I believe you are right about how that policy changed society around 1976. I was just a kid then, but I was around to see it all happen. Indeed, many of the homeless are people suffering from mental illness. Or sometimes a tragedy sends an otherwise mentally healthy person off the deep end, and that person checks out, just starts living on the street.

Still, I can understand both sides of the argument:

(1) the side that wants to ensure loved ones are given the best care, and

(2) the side that wants to ensure that people who are no danger to themselves or others are not institutionalized against their wishes.

In high school, one of the teens who was institutionalized briefly told of how an adult female patient at the mental hospital tried to assault him while he was there. He certainly wasn’t mentally ill. He probably was put there because his family thought he might be depressed or he was using drugs. There’s a fine line sometimes between what society deems sanity and what society deems insanity.
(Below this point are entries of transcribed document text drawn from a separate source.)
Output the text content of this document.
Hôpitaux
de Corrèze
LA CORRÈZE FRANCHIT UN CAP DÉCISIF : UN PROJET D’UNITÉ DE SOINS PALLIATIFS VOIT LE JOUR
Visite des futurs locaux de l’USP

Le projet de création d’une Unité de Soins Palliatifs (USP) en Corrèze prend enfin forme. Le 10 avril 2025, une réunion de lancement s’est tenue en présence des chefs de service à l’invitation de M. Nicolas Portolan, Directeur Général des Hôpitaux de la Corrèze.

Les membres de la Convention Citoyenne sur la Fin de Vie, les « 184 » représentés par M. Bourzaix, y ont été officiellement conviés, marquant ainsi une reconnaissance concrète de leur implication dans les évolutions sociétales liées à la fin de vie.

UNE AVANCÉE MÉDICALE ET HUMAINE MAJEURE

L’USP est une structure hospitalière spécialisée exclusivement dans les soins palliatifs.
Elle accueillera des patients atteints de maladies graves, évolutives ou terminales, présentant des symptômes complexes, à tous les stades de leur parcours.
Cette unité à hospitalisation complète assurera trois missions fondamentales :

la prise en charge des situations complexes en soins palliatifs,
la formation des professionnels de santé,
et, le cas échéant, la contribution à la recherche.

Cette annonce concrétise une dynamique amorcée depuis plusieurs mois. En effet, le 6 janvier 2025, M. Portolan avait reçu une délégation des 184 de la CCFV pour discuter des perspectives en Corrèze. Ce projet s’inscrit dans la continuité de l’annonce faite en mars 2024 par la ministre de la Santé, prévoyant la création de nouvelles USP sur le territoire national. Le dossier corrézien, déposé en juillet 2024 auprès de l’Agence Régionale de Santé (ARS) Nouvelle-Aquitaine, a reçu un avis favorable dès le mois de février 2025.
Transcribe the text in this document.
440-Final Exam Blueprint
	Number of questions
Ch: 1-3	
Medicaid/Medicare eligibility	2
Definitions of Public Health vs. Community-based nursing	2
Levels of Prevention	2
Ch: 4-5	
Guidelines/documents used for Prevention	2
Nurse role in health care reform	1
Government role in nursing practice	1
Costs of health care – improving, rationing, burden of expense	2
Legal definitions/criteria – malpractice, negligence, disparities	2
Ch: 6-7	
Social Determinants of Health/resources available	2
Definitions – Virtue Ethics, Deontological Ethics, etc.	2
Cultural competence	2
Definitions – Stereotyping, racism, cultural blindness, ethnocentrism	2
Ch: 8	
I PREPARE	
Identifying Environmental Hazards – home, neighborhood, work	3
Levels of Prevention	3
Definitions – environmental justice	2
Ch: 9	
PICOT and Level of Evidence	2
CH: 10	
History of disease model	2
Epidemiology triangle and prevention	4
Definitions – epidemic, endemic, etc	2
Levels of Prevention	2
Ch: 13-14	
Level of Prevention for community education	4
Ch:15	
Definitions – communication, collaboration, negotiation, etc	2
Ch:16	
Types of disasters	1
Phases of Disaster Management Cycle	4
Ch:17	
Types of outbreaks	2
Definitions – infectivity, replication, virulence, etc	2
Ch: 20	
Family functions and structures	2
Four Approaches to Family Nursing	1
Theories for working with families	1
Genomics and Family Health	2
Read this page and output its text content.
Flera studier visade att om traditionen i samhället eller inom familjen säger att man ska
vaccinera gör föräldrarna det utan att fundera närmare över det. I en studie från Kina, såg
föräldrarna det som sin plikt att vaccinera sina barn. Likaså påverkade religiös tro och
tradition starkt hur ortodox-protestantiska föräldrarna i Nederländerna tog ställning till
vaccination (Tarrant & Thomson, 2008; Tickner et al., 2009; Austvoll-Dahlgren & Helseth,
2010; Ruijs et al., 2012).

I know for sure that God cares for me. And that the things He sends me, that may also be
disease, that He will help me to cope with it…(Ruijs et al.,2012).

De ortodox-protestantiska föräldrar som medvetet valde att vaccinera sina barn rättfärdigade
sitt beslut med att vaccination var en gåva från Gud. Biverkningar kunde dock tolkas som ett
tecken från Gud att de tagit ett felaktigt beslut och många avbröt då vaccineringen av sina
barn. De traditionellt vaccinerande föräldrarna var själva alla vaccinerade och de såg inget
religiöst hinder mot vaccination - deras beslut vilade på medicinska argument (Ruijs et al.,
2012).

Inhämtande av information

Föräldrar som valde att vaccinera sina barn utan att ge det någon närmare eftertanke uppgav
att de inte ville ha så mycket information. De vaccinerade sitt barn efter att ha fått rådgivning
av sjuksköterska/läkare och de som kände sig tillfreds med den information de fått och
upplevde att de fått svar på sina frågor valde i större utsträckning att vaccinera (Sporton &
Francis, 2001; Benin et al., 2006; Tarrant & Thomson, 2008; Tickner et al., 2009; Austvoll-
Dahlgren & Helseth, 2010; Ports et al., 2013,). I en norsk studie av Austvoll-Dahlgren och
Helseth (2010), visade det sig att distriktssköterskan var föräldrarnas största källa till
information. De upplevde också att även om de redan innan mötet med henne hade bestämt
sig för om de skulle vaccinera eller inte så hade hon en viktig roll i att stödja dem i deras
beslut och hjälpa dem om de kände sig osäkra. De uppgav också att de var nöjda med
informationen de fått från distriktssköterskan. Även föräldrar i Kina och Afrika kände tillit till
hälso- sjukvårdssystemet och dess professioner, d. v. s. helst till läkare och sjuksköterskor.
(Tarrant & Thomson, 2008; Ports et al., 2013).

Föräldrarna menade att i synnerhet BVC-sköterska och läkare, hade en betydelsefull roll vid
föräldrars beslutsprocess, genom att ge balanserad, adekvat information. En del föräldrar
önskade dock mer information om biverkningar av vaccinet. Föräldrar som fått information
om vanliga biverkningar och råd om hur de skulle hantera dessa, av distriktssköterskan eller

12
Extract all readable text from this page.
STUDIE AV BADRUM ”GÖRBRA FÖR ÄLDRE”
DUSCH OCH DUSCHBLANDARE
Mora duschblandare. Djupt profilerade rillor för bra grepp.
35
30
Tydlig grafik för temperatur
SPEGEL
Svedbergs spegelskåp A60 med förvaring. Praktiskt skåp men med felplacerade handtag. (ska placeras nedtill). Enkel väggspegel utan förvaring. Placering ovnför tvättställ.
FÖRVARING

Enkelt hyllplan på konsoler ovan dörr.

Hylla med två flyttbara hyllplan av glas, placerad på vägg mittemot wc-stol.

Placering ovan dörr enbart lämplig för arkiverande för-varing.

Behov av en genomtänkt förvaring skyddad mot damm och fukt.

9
OTOH, if all you’re asking for is a CT scan or an MRI for a loved one who is suffering, that’s a different story. My family’s experience was different: Cancer had spread to my father’s liver, which threw him into a terrible mental state one day. By the time he reached the ER, the nurses had to strap him down because he was fighting them. It didn’t matter that he didn’t want to be strapped down; it was obvious that something was wrong, and he needed help, whether he wanted the help or not at that point. (He did recover with no memory of what had happened, although he passed on a few weeks later.)

I agree that a few orderlies armed with the right medicine would be the better choice. Maybe these stories will prompt a return to that tactic.